Any individual, trust, or estate with income from a qualified trade or business may qualify. Taxpayers below the income threshold qualify for the full deduction regardless of whether the business is a specified service trade or business. Taxpayers above the threshold face additional limitations and must use Form 8995-A. Corporations do not qualify for the QBI deduction.

What is the income threshold for Form 8995?

Taxpayers use Form 8995 (the simplified form) when their 2025 taxable income, before the QBI deduction, is at or below $197,300 for single filers and $394,600 for married filing jointly. Above these thresholds, Form 8995-A applies and W-2 wage and capital limitations come into play.

Does W-2 salary from my S corporation reduce my QBI?

Yes. Reasonable compensation paid by an S corporation to an owner-employee is not included in QBI. Because it is deducted as a business expense, it reduces the S corporation’s income, which flows through as lower QBI on the K-1. The salary itself does not separately qualify for the QBI deduction since it is compensation, not business income.

Can the QBI deduction be claimed on rental income?

Rental income may qualify as QBI if the rental activity rises to the level of a trade or business. IRS Revenue Procedure 2019-38 provides a safe harbor for rental activities that meet certain hour and recordkeeping requirements. Self-rental income (renting property to a commonly controlled business) generally qualifies. Triple-net leases typically do not meet the trade-or-business standard.
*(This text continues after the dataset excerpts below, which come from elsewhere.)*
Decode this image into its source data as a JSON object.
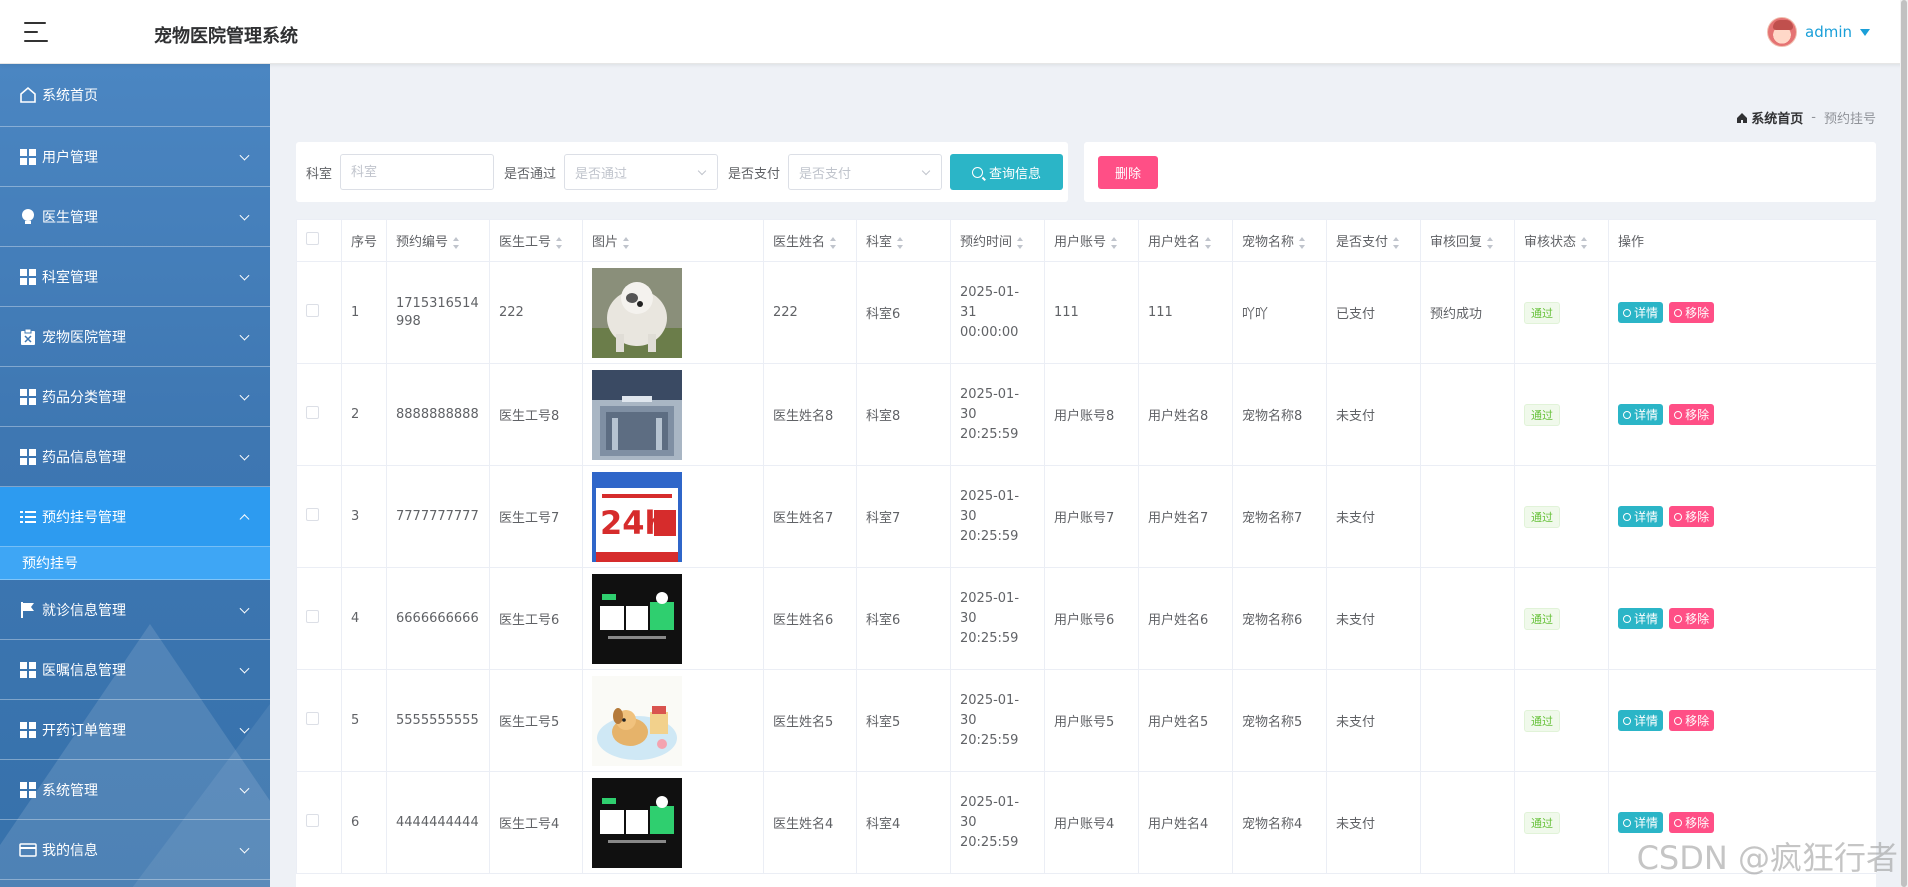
{
  "header": {
    "title": "宠物医院管理系统",
    "user": "admin"
  },
  "sidebar": {
    "items": [
      {
        "label": "系统首页",
        "icon": "home-icon"
      },
      {
        "label": "用户管理",
        "icon": "grid-icon"
      },
      {
        "label": "医生管理",
        "icon": "bulb-icon"
      },
      {
        "label": "科室管理",
        "icon": "grid-icon"
      },
      {
        "label": "宠物医院管理",
        "icon": "clipboard-icon"
      },
      {
        "label": "药品分类管理",
        "icon": "grid-icon"
      },
      {
        "label": "药品信息管理",
        "icon": "grid-icon"
      },
      {
        "label": "预约挂号管理",
        "icon": "list-icon"
      },
      {
        "label": "就诊信息管理",
        "icon": "flag-icon"
      },
      {
        "label": "医嘱信息管理",
        "icon": "grid-icon"
      },
      {
        "label": "开药订单管理",
        "icon": "grid-icon"
      },
      {
        "label": "系统管理",
        "icon": "grid-icon"
      },
      {
        "label": "我的信息",
        "icon": "card-icon"
      }
    ],
    "submenu": {
      "label": "预约挂号"
    }
  },
  "breadcrumb": {
    "home": "系统首页",
    "separator": "-",
    "current": "预约挂号"
  },
  "search": {
    "dept_label": "科室",
    "dept_placeholder": "科室",
    "pass_label": "是否通过",
    "pass_placeholder": "是否通过",
    "paid_label": "是否支付",
    "paid_placeholder": "是否支付",
    "query_button": "查询信息"
  },
  "actions": {
    "delete_button": "删除"
  },
  "table": {
    "headers": [
      "序号",
      "预约编号",
      "医生工号",
      "图片",
      "医生姓名",
      "科室",
      "预约时间",
      "用户账号",
      "用户姓名",
      "宠物名称",
      "是否支付",
      "审核回复",
      "审核状态",
      "操作"
    ],
    "detail_label": "详情",
    "remove_label": "移除",
    "rows": [
      {
        "idx": "1",
        "code": "1715316514998",
        "doc_no": "222",
        "img": "sheepdog-photo",
        "doc_name": "222",
        "dept": "科室6",
        "date": "2025-01-31",
        "time": "00:00:00",
        "account": "111",
        "user_name": "111",
        "pet": "吖吖",
        "paid": "已支付",
        "reply": "预约成功",
        "status": "通过"
      },
      {
        "idx": "2",
        "code": "8888888888",
        "doc_no": "医生工号8",
        "img": "hospital-photo",
        "doc_name": "医生姓名8",
        "dept": "科室8",
        "date": "2025-01-30",
        "time": "20:25:59",
        "account": "用户账号8",
        "user_name": "用户姓名8",
        "pet": "宠物名称8",
        "paid": "未支付",
        "reply": "",
        "status": "通过"
      },
      {
        "idx": "3",
        "code": "7777777777",
        "doc_no": "医生工号7",
        "img": "poster-24h",
        "doc_name": "医生姓名7",
        "dept": "科室7",
        "date": "2025-01-30",
        "time": "20:25:59",
        "account": "用户账号7",
        "user_name": "用户姓名7",
        "pet": "宠物名称7",
        "paid": "未支付",
        "reply": "",
        "status": "通过"
      },
      {
        "idx": "4",
        "code": "6666666666",
        "doc_no": "医生工号6",
        "img": "pet-hospital-logo",
        "doc_name": "医生姓名6",
        "dept": "科室6",
        "date": "2025-01-30",
        "time": "20:25:59",
        "account": "用户账号6",
        "user_name": "用户姓名6",
        "pet": "宠物名称6",
        "paid": "未支付",
        "reply": "",
        "status": "通过"
      },
      {
        "idx": "5",
        "code": "5555555555",
        "doc_no": "医生工号5",
        "img": "cartoon-dog",
        "doc_name": "医生姓名5",
        "dept": "科室5",
        "date": "2025-01-30",
        "time": "20:25:59",
        "account": "用户账号5",
        "user_name": "用户姓名5",
        "pet": "宠物名称5",
        "paid": "未支付",
        "reply": "",
        "status": "通过"
      },
      {
        "idx": "6",
        "code": "4444444444",
        "doc_no": "医生工号4",
        "img": "pet-hospital-logo",
        "doc_name": "医生姓名4",
        "dept": "科室4",
        "date": "2025-01-30",
        "time": "20:25:59",
        "account": "用户账号4",
        "user_name": "用户姓名4",
        "pet": "宠物名称4",
        "paid": "未支付",
        "reply": "",
        "status": "通过"
      }
    ]
  },
  "watermark": "CSDN @疯狂行者",
  "colors": {
    "accent": "#2bb5c7",
    "danger": "#ff4f86",
    "sidebar": "#3e77b2",
    "active": "#2d9bf0",
    "link": "#1a9fd8"
  }
}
What happens to a QBI loss?

If total QBI across all businesses is negative in a given year, the deduction for that year is $0 and the net negative QBI is carried forward to reduce QBI in the following year. The carryforward is tracked on Form 8995 itself and must be picked up in the next year’s return. It does not expire, but it must be tracked annually until fully absorbed by future positive QBI.